YOUR SOLIN GENERATED RECIPE
Grilled Chicken Breast with Crunchy Cabbage Slaw
Savor the bright flavors of perfectly grilled chicken paired with a refreshing, crunchy cabbage slaw tossed in a zesty lemon-olive oil dressing. This light yet satisfying lunch delivers a delightful balance of lean protein and crisp vegetables, ideal for a nutritious mid-day meal.
INGREDIENTS
4.25 ounces Chicken Breast (grilled)
1 cup shredded Green Cabbage
1/2 medium Carrot, shredded
1 teaspoon Extra Virgin Olive Oil
1 tablespoon Lemon Juice
Salt and Black Pepper to taste
PREPARATION
Preheat your grill or grill pan over medium-high heat.
Season the chicken breast lightly with salt and black pepper.
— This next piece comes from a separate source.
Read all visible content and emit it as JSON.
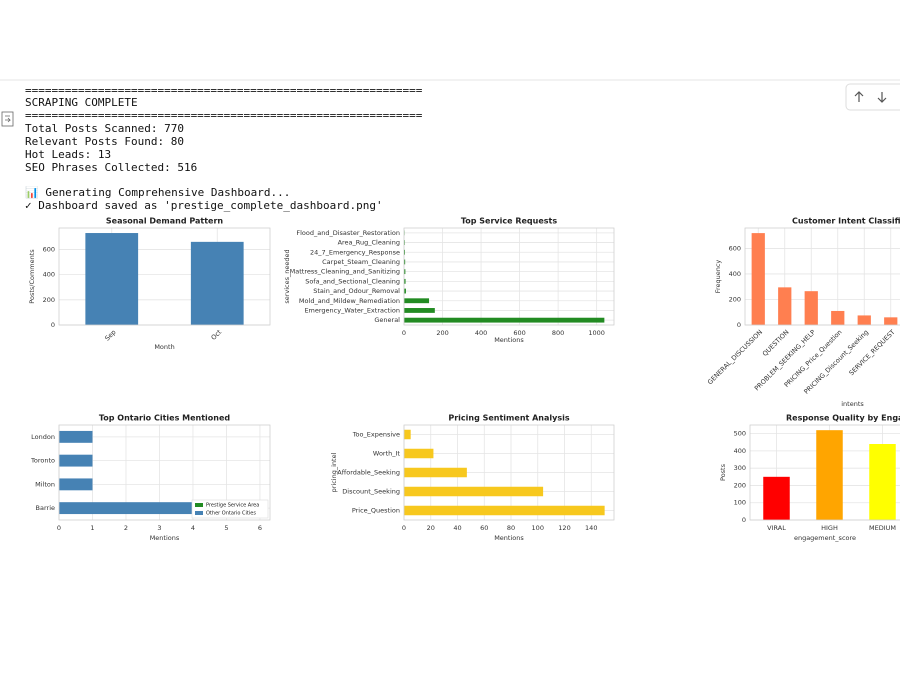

Grill the chicken for about 5-6 minutes per side until it reaches an internal temperature of 165°F. Let it rest for a few minutes before slicing.
In a bowl, combine the shredded cabbage and carrot.
In a small container, whisk together the lemon juice, olive oil, a pinch of salt, and a dash of pepper.
Pour the dressing over the slaw and toss well to coat evenly.
Slice the grilled chicken breast and serve it atop the crunchy cabbage slaw.